You’d need on of these two (or Kendall Fuller) to play outside in this scenario, but the alternative is probably not any better. Typically, more slot corners are available (or potentially available) than outside corners.

When you’re desperate, you have to get creative.

Sheesh... it’s that bad?

Trade for Trae Waynes, Minnesota Vikings

Waynes’ 2019 base salary of $9 million is now guaranteed. So if the Vikings want to move on from him, he’ll have to be traded; if Waynes is cut, the the team will have to eat that $9 million. Waynes is not worth that price tag, but the Chiefs have the cap room to make the move; desperate times can lead to desperate measures. With the kind of depth the Vikings have at the position, trading for Waynes could cost very little. Minnesota could open some cap space (which they need) and pick up a conditional 2021 late-round pick.

Waynes wouldn’t move the needle, but would give the cornerback room a veteran presence. He wouldn’t represent a large upgrade, but he’s at least a proven commodity — even if an overpriced one.

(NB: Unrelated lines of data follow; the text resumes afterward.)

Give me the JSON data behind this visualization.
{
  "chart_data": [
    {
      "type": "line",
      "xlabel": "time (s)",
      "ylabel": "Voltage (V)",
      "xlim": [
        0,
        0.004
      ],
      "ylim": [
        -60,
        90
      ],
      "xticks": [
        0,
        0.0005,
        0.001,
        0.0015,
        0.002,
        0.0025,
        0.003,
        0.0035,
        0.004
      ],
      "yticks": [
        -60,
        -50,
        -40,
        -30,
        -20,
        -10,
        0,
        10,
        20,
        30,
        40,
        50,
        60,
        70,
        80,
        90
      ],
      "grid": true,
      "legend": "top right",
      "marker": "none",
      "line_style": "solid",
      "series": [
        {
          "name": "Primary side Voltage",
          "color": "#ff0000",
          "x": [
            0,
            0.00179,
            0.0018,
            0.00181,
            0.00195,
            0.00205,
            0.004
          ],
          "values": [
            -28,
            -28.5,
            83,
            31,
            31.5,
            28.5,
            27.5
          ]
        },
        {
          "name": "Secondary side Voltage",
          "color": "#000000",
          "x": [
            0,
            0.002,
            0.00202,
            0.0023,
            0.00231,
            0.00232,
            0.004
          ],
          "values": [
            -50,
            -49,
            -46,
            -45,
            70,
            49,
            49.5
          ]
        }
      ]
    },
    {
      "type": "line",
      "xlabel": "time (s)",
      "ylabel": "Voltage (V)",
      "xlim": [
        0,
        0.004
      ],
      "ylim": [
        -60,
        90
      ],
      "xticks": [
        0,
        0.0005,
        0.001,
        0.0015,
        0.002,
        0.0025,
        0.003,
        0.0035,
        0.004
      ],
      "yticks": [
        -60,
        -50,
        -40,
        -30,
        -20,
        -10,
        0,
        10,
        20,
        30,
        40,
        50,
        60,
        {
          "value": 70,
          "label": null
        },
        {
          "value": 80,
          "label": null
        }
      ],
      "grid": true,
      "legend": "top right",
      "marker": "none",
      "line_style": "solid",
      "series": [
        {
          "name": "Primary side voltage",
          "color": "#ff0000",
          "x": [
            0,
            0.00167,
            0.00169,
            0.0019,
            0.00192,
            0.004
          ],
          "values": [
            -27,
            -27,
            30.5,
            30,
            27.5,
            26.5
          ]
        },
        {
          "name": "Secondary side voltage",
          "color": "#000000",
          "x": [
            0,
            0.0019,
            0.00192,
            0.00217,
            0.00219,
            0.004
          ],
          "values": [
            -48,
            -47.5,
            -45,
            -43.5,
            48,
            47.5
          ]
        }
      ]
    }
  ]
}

Sign or trade for Artie Burns, Pittsburgh Steelers

Burns is bad. The tape he put out last year is not something that’s going to excite anyone or make this team better. He would be a low-cost flyer — someone you hope will benefit from a change of scenery. Trading for him would cost a conditional 2021 seventh-round pick — or perhaps someone on the roster the Chiefs aren’t going to keep anyway. In a scenario like this, you’re just trying to get out ahead of the waiver wire , hoping you can coach a player with the raw materials Burns possesses into someone who can contribute.

The Chiefs need a splash

These ideas are small moves that might move the needle just a hint — or at least give you depth. It’s not reason to be optimistic. In fact, it’s kind of depressing.

At the trade deadline, there could potentially be more options available as teams realize their playoff hopes are dead. The Chiefs could just try to survive until then, score a billion points and hope they can find help mid-season.

it might be that the Chiefs can invest a significant asset in a quality corner, but it just doesn’t happen that often. There are big questions at the position. The team is going to have to be creative to find a solid solution.